While viewing the blog Beautiful Black Women: Thoughts of a White B'woy, I came upon these images. I believe Andreas displayed them as a way of admiring black women as he always does, but the images compelled me to dig deeper and analyze.
Take a look at these pictures of Magazine covers in the 1950s. click on image for full view.
After viewing these pictures I can say quite a few things:
1) Black women were absolutely beautiful back then, and whoever is swallowing the hogwash that says black women are just naturally inclined to be big or overweight or “thick” is wrong. The women in the 50’s did not look like what I see everywhere I go including on the television these days. Here is a tip, work out and get healthy ladies. No if, ands, or buts. Where there is a will, there is always a way. In addition, it says that black women and the lives they are leading need to seriously be further examined. A lot must not be right for an entire group of women to physically morph into double of what used to be their norm, in a span of just 50 years.
2) Black women being shut out from glamorization in Hollywood, usually given to white women, is not a new thing at all. In my opinion, some progress has been made, but I say we (black women) stop trying to get the full recognition and glamour that we deserve all together and create our own avenues of media distribution and films. Either do that, or try to market ourselves in a way that appeals to all markets! Not just black.
3) Black women were sexualized and fetishized in the 50’s much like they are today. Just look at the face of the women on the cover of Say magazine. She has a very sultry look on her face. And then look at how each one of them are exposing their cleavage in revealing suits. I certainly don’t see much emphasis being placed on the bottom like the smut magazines of today, but I do think these magazines were printed with the black male gaze in mind and zero recognition of the black female gaze. So it makes me think? Were these women the predecessors of the Raunch Culture we view today? I suppose we perpetuate it, but were they (both the black women and the black men in the 50’s who subscribed to these magazines) aware of the consequences of what they mass produced? Did they not realize the inherent difference in choosing to market the women in these ways after the long history black women have in the U.S. regarding sexual exploitation? Or was this considered tastefully done? I am not sure but intend to do some research.

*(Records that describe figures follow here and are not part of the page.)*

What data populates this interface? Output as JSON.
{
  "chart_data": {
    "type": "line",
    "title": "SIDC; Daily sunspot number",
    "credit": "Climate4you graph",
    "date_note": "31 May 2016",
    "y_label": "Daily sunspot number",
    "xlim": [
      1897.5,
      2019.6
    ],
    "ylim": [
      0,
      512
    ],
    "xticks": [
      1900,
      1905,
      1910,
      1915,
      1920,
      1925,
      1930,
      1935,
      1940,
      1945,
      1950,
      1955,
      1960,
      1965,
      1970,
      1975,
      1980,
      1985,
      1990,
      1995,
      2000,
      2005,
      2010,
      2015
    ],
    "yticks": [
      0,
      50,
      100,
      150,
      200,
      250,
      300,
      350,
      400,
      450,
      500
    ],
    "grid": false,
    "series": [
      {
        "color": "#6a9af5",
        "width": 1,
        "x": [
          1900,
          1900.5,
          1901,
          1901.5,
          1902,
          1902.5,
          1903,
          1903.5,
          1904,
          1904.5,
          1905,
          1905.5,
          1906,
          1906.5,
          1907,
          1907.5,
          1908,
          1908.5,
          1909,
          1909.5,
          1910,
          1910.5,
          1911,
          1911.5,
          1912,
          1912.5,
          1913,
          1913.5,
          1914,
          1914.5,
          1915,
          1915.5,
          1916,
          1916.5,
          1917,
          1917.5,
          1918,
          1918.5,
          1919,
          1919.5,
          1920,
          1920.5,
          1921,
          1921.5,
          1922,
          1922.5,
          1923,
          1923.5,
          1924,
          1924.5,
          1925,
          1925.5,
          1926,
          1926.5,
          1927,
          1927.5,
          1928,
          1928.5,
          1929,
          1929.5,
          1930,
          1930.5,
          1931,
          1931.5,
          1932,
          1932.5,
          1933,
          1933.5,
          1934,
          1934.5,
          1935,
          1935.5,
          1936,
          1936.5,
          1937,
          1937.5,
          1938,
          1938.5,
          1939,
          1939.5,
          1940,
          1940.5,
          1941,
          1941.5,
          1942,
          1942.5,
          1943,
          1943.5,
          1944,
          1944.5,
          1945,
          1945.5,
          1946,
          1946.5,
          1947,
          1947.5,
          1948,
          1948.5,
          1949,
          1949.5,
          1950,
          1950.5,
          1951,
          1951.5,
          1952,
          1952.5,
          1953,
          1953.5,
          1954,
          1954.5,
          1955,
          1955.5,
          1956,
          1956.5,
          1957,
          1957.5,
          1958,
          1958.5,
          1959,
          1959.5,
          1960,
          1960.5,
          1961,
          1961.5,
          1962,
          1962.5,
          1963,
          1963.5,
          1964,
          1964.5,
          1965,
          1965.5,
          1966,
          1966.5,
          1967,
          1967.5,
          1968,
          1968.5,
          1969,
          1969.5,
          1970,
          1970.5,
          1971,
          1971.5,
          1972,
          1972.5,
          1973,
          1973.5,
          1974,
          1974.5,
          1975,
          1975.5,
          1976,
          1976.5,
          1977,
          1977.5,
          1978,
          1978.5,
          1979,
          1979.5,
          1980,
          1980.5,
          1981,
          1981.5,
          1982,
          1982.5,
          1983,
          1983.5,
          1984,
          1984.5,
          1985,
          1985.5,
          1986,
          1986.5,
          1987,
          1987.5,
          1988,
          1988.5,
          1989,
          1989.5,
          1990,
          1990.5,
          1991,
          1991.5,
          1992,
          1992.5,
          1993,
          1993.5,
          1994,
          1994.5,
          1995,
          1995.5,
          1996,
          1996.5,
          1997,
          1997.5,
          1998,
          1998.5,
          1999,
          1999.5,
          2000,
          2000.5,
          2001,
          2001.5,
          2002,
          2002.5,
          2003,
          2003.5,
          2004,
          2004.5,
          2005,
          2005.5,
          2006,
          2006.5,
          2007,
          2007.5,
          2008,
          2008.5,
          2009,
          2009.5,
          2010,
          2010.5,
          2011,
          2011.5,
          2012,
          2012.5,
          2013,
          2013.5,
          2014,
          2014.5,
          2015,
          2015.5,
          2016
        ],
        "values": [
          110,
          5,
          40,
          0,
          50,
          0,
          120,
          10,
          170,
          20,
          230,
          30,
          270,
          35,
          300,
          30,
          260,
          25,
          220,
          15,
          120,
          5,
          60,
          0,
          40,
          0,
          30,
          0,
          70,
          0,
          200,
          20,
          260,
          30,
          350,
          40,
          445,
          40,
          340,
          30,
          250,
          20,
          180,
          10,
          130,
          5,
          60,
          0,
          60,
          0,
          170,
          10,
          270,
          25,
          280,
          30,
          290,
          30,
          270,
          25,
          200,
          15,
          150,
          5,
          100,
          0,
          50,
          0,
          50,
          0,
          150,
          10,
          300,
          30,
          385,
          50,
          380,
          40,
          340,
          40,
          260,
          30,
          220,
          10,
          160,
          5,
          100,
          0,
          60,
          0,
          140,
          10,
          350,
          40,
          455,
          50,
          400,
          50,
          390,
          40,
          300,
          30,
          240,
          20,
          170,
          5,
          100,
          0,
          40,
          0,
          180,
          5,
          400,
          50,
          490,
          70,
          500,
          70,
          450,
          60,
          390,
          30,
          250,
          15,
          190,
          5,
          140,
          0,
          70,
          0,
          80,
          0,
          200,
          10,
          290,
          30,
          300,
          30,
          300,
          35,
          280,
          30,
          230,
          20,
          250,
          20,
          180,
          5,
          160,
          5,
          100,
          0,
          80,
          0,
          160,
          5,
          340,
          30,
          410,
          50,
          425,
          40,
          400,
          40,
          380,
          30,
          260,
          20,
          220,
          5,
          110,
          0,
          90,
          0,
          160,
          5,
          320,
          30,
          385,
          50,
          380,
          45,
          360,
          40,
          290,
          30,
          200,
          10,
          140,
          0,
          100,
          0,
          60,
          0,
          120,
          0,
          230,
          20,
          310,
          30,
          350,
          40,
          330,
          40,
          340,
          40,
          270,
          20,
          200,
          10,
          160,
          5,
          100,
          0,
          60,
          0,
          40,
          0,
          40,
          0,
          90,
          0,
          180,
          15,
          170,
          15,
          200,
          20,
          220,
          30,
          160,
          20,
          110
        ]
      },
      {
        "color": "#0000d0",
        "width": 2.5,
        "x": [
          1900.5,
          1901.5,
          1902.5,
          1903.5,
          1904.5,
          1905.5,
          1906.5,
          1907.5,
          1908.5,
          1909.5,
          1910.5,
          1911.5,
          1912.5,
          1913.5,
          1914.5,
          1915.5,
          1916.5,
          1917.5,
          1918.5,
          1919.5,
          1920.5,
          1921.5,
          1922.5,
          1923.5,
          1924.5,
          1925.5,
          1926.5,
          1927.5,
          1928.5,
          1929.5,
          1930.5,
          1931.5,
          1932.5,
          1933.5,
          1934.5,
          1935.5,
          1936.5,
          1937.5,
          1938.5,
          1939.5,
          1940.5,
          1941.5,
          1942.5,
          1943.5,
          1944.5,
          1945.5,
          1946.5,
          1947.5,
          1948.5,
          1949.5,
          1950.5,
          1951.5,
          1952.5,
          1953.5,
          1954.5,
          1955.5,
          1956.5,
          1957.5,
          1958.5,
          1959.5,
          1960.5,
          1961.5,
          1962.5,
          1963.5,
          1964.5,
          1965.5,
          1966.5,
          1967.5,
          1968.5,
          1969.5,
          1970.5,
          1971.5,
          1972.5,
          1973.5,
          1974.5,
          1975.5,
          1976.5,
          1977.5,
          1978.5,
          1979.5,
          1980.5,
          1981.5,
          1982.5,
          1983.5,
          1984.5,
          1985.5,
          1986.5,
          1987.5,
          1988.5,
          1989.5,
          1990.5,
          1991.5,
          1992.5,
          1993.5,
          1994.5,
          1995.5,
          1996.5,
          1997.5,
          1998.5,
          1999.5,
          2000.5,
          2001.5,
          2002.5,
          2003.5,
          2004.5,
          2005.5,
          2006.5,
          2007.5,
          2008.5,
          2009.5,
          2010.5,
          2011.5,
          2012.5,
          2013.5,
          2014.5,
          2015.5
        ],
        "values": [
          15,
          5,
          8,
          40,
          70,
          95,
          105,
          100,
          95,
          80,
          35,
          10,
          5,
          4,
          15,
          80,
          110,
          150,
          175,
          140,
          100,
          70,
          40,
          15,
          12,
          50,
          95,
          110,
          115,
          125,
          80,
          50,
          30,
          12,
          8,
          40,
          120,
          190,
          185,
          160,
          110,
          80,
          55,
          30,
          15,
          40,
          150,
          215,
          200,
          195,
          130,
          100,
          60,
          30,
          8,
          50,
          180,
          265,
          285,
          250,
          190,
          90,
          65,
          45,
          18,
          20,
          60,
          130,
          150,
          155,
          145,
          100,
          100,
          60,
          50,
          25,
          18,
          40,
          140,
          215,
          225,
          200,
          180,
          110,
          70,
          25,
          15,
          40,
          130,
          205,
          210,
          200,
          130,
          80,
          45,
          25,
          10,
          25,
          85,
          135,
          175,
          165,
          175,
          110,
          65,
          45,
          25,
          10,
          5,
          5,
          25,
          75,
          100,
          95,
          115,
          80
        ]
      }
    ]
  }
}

4) This makes me think about famous Blues singers of the 1920s like Bessie Smith, Ma Rainey, Ida Cox and the like. They were known for their talented voices, but also for the sexually suggestive (or as sexually suggestive as you could get away with in the 50’s) lyrics of their songs. I wonder what, if anything, this did to harm the image of black women back then and today? I am not placing immense blame on them because in some ways I feel they were not aware that black women could occupy a respectable and admirable realm that did not limit her to just the Hattie McDaniel mammy-figure. After all, they were singing for crowds of the black working class. Black women in the upper echelons of black American society did not like the songs they chose to sing.
How do you as a young black woman feel about these images?